Luckily that key always leaks from a human or side channel

[–] foggenbooty@lemmy.world 1 points 1 day ago

Cryptography.

[–] someacnt@sh.itjust.works 1 points 1 day ago

I don't think this is matter of mathematics, it is difficult to define what "software only running on desired machine" is. Like, do you permit functionally equal software with different code? With painstaking effort, functionality should be approximated fairly close (although idk what that means in mathematical context) On the other hand, requiring exact code is likely not what they want.

Cryptographic guarantee requires mathematical specification, which seems ill-fit in this scenario.

[–] Kissaki@feddit.org 13 points 1 day ago (1 children)

What kind of measures do current Denuvo versions take that they need these kinds of bypasses?

[–] Kolanaki@pawb.social 12 points 1 day ago (1 children)

It's at least running in the HyperVisor layer of the OS, which to my understanding is basically the same as a rootkit, tho I am not sure if it's a higher or lower level than that.

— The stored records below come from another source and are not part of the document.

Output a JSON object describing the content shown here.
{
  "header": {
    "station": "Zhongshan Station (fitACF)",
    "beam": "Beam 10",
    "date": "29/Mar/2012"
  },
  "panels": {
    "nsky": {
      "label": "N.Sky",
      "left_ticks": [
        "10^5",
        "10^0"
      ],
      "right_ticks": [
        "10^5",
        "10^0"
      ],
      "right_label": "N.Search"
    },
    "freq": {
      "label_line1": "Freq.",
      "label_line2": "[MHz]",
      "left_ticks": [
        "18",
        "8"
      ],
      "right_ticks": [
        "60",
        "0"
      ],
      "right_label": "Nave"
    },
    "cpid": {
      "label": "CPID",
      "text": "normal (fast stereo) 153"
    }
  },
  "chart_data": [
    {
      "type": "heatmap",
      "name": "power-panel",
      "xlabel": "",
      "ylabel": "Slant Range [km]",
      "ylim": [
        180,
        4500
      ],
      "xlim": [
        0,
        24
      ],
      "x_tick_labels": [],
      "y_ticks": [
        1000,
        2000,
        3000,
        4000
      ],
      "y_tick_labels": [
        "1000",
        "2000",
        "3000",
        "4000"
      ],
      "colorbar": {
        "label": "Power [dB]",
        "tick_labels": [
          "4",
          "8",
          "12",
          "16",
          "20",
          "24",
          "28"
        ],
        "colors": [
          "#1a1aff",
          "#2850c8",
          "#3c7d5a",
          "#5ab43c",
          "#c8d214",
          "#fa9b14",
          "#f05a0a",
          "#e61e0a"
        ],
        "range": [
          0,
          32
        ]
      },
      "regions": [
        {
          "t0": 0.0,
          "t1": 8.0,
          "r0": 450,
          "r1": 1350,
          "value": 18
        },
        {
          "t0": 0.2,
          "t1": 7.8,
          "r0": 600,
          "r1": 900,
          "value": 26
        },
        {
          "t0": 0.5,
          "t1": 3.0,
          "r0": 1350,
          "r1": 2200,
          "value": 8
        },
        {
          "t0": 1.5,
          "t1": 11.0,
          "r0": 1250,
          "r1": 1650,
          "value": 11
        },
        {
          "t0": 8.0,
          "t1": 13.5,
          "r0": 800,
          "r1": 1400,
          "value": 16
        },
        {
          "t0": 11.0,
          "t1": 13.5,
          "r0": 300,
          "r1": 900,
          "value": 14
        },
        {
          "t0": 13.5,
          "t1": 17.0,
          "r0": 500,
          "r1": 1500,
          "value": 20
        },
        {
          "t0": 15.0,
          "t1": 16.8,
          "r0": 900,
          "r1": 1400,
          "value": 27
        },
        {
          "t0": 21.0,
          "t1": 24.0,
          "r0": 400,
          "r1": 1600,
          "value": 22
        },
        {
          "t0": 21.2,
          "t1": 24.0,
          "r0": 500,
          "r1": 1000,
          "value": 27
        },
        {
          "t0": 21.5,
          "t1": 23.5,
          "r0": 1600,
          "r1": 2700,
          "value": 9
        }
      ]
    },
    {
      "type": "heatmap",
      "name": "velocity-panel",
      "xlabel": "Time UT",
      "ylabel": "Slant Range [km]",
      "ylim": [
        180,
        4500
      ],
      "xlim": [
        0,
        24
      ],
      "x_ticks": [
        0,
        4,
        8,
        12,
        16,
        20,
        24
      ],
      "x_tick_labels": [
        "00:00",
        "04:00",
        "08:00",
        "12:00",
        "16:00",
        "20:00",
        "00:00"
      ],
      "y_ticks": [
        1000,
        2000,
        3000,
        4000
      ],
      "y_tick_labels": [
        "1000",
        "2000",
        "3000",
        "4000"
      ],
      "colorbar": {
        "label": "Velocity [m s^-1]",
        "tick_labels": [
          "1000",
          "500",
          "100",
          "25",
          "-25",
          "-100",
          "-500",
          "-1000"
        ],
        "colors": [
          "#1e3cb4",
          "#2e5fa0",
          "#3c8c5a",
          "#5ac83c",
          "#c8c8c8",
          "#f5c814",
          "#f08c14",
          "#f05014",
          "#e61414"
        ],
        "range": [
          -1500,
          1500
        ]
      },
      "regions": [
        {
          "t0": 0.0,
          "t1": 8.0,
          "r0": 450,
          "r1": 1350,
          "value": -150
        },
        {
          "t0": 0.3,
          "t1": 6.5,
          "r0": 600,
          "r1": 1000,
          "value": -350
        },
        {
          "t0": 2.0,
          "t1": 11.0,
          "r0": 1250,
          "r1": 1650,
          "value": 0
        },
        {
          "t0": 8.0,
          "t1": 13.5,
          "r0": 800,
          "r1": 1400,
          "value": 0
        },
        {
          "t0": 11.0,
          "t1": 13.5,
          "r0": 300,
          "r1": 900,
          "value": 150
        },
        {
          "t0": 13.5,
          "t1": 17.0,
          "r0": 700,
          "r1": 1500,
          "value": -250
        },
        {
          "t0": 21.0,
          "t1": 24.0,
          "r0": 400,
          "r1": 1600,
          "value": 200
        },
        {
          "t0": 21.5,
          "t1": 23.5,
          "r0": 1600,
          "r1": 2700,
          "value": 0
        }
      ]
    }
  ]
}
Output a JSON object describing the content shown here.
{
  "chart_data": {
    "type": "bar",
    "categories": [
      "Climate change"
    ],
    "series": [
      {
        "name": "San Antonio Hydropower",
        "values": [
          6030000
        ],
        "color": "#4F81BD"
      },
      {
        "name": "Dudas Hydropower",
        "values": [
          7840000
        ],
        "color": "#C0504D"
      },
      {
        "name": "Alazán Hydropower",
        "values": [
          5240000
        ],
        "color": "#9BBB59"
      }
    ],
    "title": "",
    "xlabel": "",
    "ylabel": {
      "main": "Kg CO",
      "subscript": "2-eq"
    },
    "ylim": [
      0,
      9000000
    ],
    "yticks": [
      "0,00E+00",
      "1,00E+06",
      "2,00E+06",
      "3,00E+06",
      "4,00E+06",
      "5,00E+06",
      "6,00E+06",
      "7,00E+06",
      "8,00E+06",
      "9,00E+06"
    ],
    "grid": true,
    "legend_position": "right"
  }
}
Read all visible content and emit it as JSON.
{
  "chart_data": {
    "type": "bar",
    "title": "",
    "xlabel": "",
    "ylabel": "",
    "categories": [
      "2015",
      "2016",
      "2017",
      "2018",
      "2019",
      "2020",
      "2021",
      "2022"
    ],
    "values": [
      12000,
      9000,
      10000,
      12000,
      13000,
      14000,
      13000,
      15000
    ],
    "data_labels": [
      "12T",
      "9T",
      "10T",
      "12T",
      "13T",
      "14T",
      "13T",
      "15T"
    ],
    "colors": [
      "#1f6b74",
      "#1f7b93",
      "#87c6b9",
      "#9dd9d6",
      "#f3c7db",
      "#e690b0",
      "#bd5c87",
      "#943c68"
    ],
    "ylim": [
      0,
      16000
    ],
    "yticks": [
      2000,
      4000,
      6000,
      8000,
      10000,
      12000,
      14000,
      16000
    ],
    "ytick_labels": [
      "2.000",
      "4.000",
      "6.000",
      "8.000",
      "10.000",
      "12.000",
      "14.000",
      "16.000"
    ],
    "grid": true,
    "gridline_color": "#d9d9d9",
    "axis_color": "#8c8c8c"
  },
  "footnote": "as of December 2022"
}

[–] WhyJiffie@sh.itjust.works 1 points 1 day ago

I don't understand how that is possible without installing its own kernel driver. afaik only the denuvo anticheat does that

[–] Mwa@thelemmy.club 38 points 2 days ago (1 children)

Am still not playing any Video Game with Denuvo.
(I only play games with Steam's DRM)

[–] lemmyng@lemmy.world 12 points 2 days ago* (last edited 2 days ago) (2 children)

SkidrowReloaded

RepacksLab

Fitgirl Repacks

ElAmigos

[–] tacosanonymous@mander.xyz 13 points 2 days ago (1 children)

For sure but I’m not doing hypervisor. That shit is dumb.